= Seru =

Seru is a town in south-eastern Ethiopia. Seru is the capital of one of the 22 districts of the Arsi Zone of the Oromia Region. Seru has a latitude and longitude of with an elevation of 2302 meters above sea level. It is the administrative center of Seru woreda. It is bordered by Amigna district in the north and northwest, Robe district in west and southwest, Bale Zone in the south and southeast and west Hararghe in the east. Having a total area of 2412 km2, it is the largest district from the zone (11.48%). Seru district has 32 peasant association of which two (Seru Abas and Bele) are urban administrative units. Seru Abas town is the capital of the district, located at 297 km from Finfine and 172 km from zonal capital, Asella town.

According to the information obtained from elder persons, Seru was recognized as a district 90 years ago. There were no written documents and reliable oral tells about the precise meaning of the word Seru. Based on information from local elders, the name of the town Seru originated from Afaan Oromo Seera, which means "rule and norm". Thus the term Seru is to indicate a place where rules and norms are discussed about. The elders commonly say "Seeruun Seera qabdi" in Afaan Oromo, which means the town Seru got rules and norms.
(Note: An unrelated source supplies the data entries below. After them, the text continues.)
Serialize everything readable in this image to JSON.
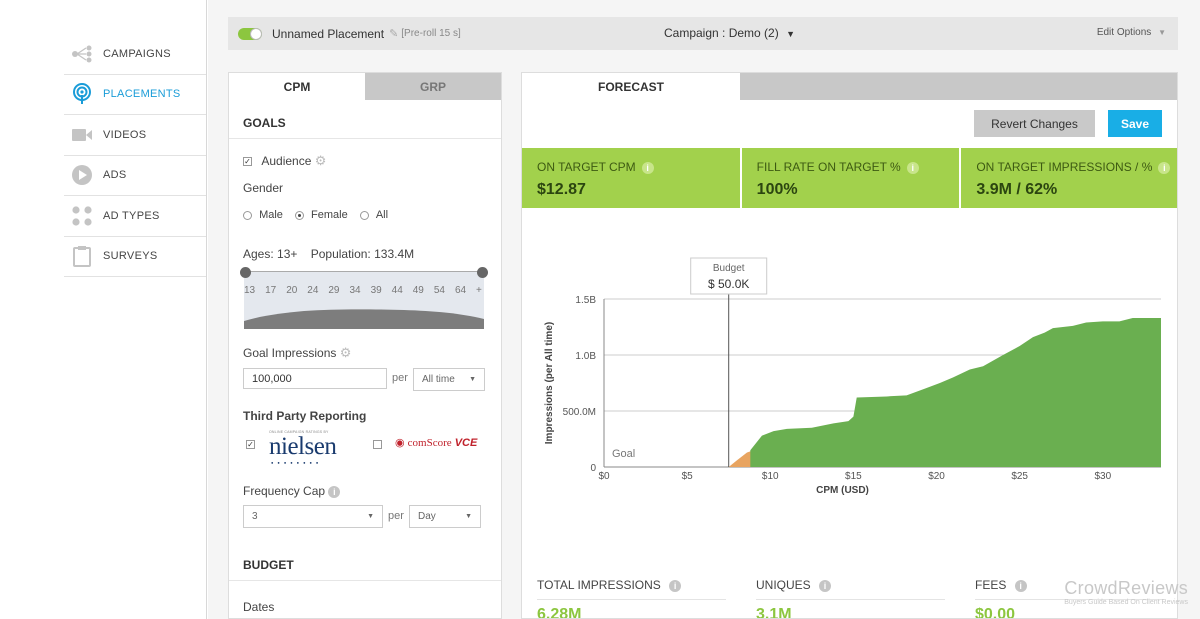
{
  "nav": {
    "items": [
      {
        "label": "CAMPAIGNS",
        "icon": "campaigns-icon",
        "active": false
      },
      {
        "label": "PLACEMENTS",
        "icon": "placements-icon",
        "active": true
      },
      {
        "label": "VIDEOS",
        "icon": "videos-icon",
        "active": false
      },
      {
        "label": "ADS",
        "icon": "ads-icon",
        "active": false
      },
      {
        "label": "AD TYPES",
        "icon": "ad-types-icon",
        "active": false
      },
      {
        "label": "SURVEYS",
        "icon": "surveys-icon",
        "active": false
      }
    ]
  },
  "topbar": {
    "placement_name": "Unnamed Placement",
    "placement_tag": "[Pre-roll 15 s]",
    "campaign": "Campaign : Demo (2)",
    "edit_options": "Edit Options"
  },
  "left": {
    "tabs": [
      "CPM",
      "GRP"
    ],
    "goals_heading": "GOALS",
    "audience_label": "Audience",
    "gender_label": "Gender",
    "gender_options": [
      "Male",
      "Female",
      "All"
    ],
    "gender_selected": "Female",
    "ages_text": "Ages: 13+",
    "population_text": "Population: 133.4M",
    "age_ticks": [
      "13",
      "17",
      "20",
      "24",
      "29",
      "34",
      "39",
      "44",
      "49",
      "54",
      "64",
      "+"
    ],
    "goal_impressions_label": "Goal Impressions",
    "goal_impressions_value": "100,000",
    "per_label": "per",
    "goal_period": "All time",
    "third_party_label": "Third Party Reporting",
    "nielsen_caption": "ONLINE CAMPAIGN RATINGS BY",
    "nielsen_logo": "nielsen",
    "comscore_logo": "comScore",
    "comscore_vce": "VCE",
    "frequency_cap_label": "Frequency Cap",
    "frequency_cap_value": "3",
    "frequency_period": "Day",
    "budget_heading": "BUDGET",
    "dates_label": "Dates"
  },
  "forecast": {
    "tab_label": "FORECAST",
    "revert_label": "Revert Changes",
    "save_label": "Save",
    "kpis": [
      {
        "label": "ON TARGET CPM",
        "value": "$12.87"
      },
      {
        "label": "FILL RATE ON TARGET %",
        "value": "100%"
      },
      {
        "label": "ON TARGET IMPRESSIONS / %",
        "value": "3.9M / 62%"
      }
    ],
    "totals": [
      {
        "label": "TOTAL IMPRESSIONS",
        "value": "6.28M"
      },
      {
        "label": "UNIQUES",
        "value": "3.1M"
      },
      {
        "label": "FEES",
        "value": "$0.00"
      }
    ],
    "colors": {
      "kpi_bg": "#a2d14c",
      "save_bg": "#19aee6",
      "area_green": "#6aaf50",
      "area_orange": "#e8a460"
    }
  },
  "chart_data": {
    "type": "area",
    "ylabel": "Impressions (per All time)",
    "xlabel": "CPM (USD)",
    "xlim": [
      0,
      33.5
    ],
    "ylim": [
      0,
      1500
    ],
    "x_ticks": [
      "$0",
      "$5",
      "$10",
      "$15",
      "$20",
      "$25",
      "$30"
    ],
    "y_ticks": [
      "0",
      "500.0M",
      "1.0B",
      "1.5B"
    ],
    "budget_label": "Budget",
    "budget_value": "$ 50.0K",
    "budget_x": 7.5,
    "goal_label": "Goal",
    "grid": true,
    "series": [
      {
        "color": "#e8a460",
        "x": [
          7.5,
          8.0,
          8.6,
          9.0
        ],
        "y": [
          0,
          60,
          130,
          150
        ]
      },
      {
        "color": "#6aaf50",
        "x": [
          8.8,
          9.5,
          10.2,
          11.0,
          12.5,
          13.8,
          14.7,
          15.0,
          15.2,
          17.0,
          18.2,
          19.3,
          20.2,
          21.0,
          22.0,
          22.8,
          24.0,
          25.0,
          25.8,
          26.5,
          27.0,
          28.2,
          29.0,
          30.0,
          31.0,
          31.8,
          32.7,
          33.5
        ],
        "y": [
          150,
          280,
          320,
          340,
          350,
          390,
          410,
          450,
          620,
          630,
          640,
          700,
          750,
          800,
          870,
          900,
          1000,
          1080,
          1160,
          1200,
          1240,
          1260,
          1290,
          1300,
          1300,
          1330,
          1330,
          1330
        ]
      }
    ]
  },
  "watermark": {
    "line1": "CrowdReviews",
    "line2": "Buyers Guide Based On Client Reviews"
  }
}
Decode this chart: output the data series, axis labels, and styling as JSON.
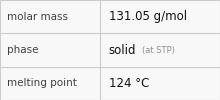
{
  "rows": [
    {
      "label": "molar mass",
      "value": "131.05 g/mol",
      "value_extra": null
    },
    {
      "label": "phase",
      "value": "solid",
      "value_extra": "(at STP)"
    },
    {
      "label": "melting point",
      "value": "124 °C",
      "value_extra": null
    }
  ],
  "background_color": "#f8f8f8",
  "border_color": "#cccccc",
  "label_color": "#404040",
  "value_color": "#111111",
  "extra_color": "#909090",
  "label_fontsize": 7.5,
  "value_fontsize": 8.5,
  "extra_fontsize": 6.0,
  "col_split": 0.455
}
According to the Oromia Regional government, the only communication service currently in this town is radio communications for official purposes. Seru has no electricity. An UN-OCHA fact-finding mission visiting the town in 2003 described the community's water source as "quite original": the town has been built over a ground water reserve. The UN-OCHA report states, "Every compound has a hand-dug well, administration and school compounds as well. Water is reachable at 12 to 15 m depth". However, the report notes that the local people "have reported that the water table level has decreased over the past years."

Seru was mentioned in the Guido published by the Italians in 1938.

Based on figures from the Central Statistical Agency in 2005, Seru had an estimated total population of 3,082 of whom 1,422 were men and 1,660 were women. The 1994 census reported this town had a total population of 1,727 of whom 771 were men and 956 were women.